Cell-substrate adhesion is a key physical factor for hESCs (H1 cell line) to maintain their stemness and induced the directed differentiation. A polyacrylamide hydrogel with three stiffnesses (0.14 kPa, 6.1 kPa, or 46.7 kPa) was applied as the substrate for H1 differentiation to mimic the liver stiffnesses under varied pathophysiological conditions. After inducing H1 cells into DE cells, the expressions of DE-differentiating markers, β₁-integrin and adhesion plaque associated proteins (vinculin and phosphorylated FAK), increased with the increase of stiffness.

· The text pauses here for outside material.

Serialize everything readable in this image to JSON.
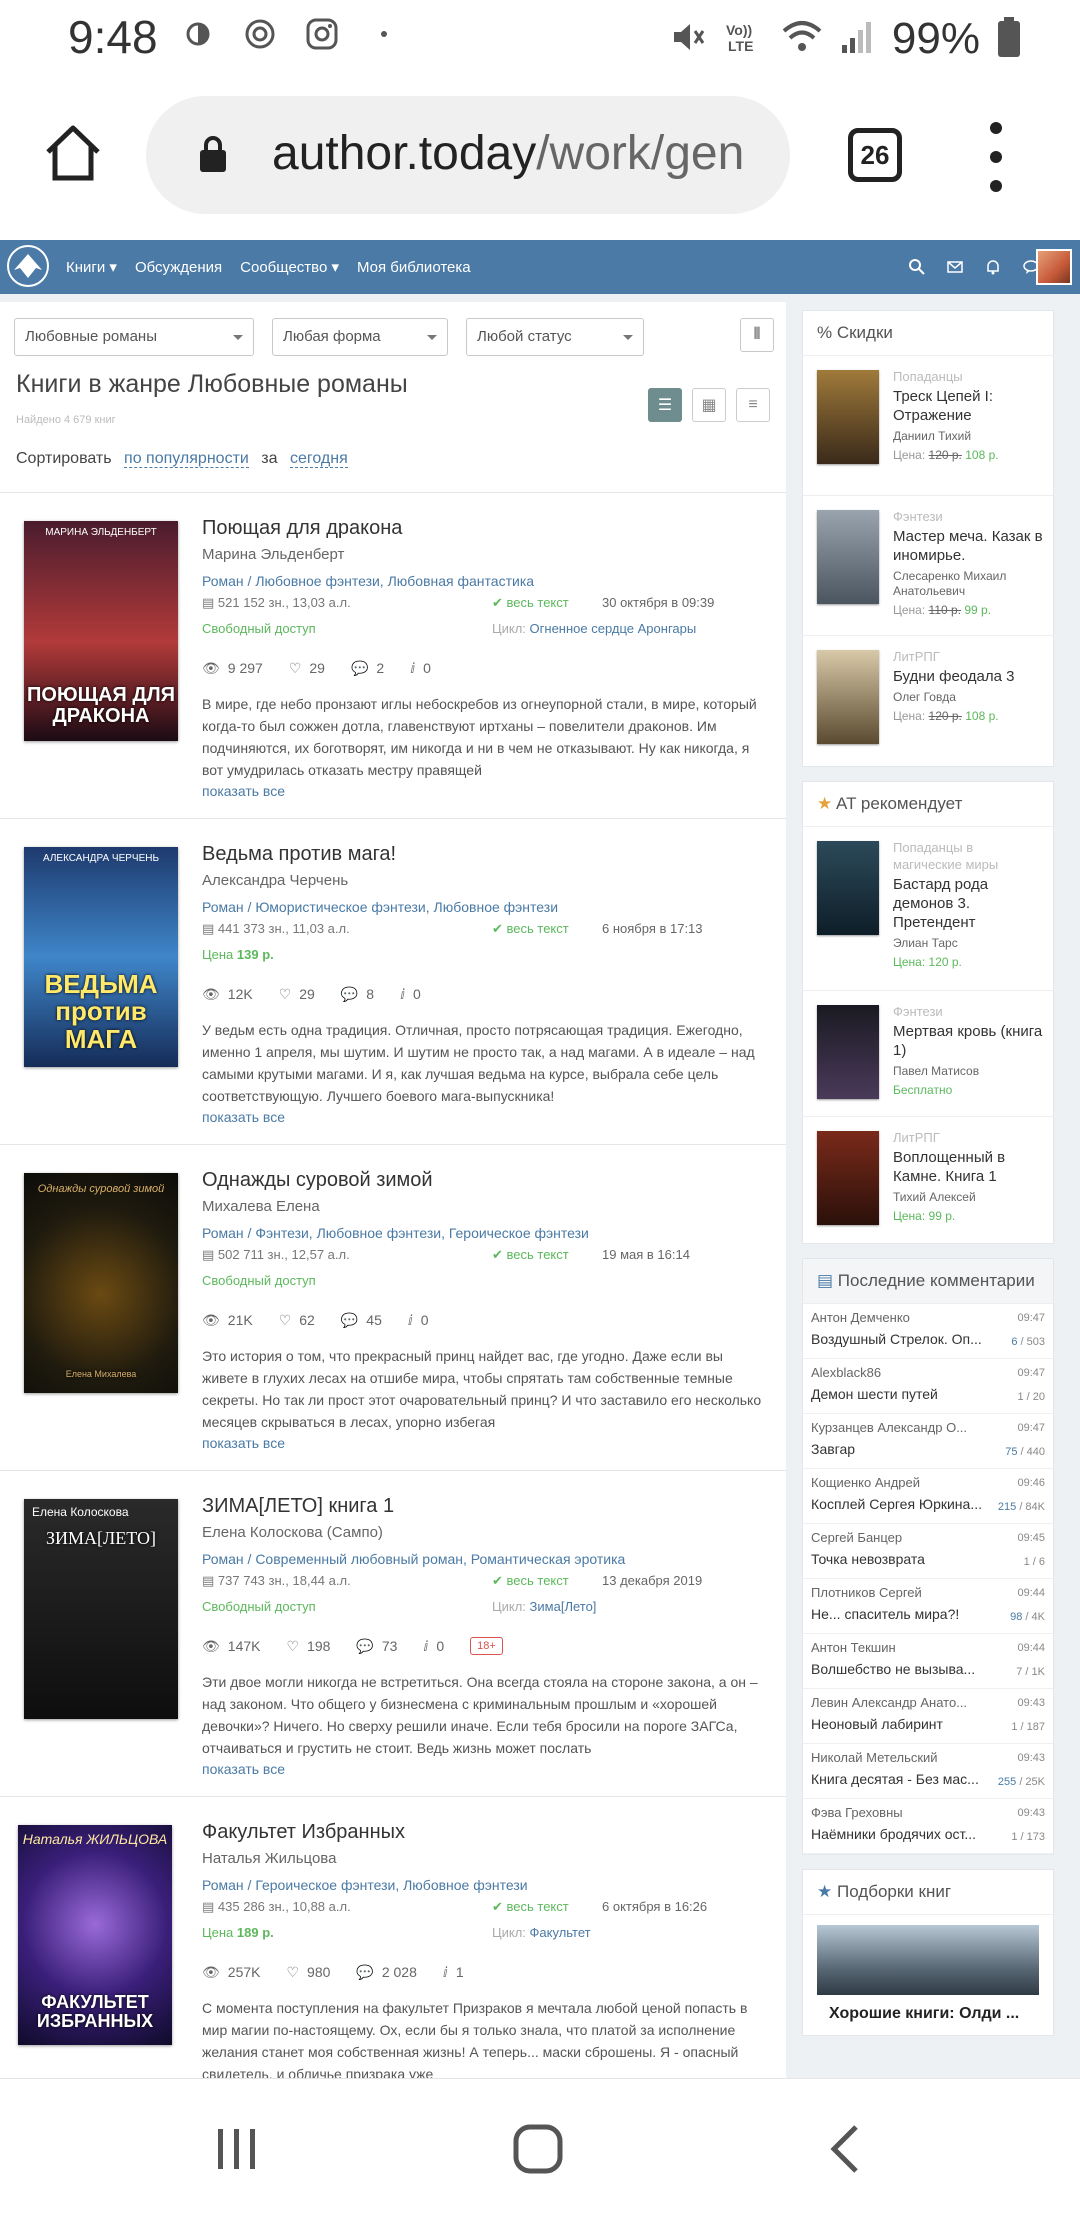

Stronger traction force and higher activation ratio of mechanosensitive protein YAP were also observed at high stiffness of 46.7 kPa, compared to those at low ones. Blocking β₁-integrin reduced the capacity of DE differentiation, while de-polymerizing F-actin and promoting YAP activation increased the DE differentiation. These results confirmed that YAP is highly activated when H1 differentiates into DE cells in vitro. Positive correlation was also found between cell traction force and YAP activation in DE differentiation of H1 cells. This work deepened the understanding of substrate stiffness in regulating DE differentiation of hESCs from a biomechanical viewpoint.

In conclusion, based on the above results of CS extract and substrate stiffness regulating the differentiation of embryonic stem cells (H9/H1), this dissertation deciphers the roles of chemical inorganic molecules on the induction of liver differentiation of stem cells in vitro, and further identifies the contributions of substrates stiffness in regulating cell traction force and affecting stem cell DE differentiation through β₁-integrin. It also uncovers the promoting effect of YAP activation on DE differentiation of H1 cells and the positive correlation between YAP activation and cell traction force. This work is conducive to understand the mechano-chemo-biological coupling mechanisms on stem cell differentiation.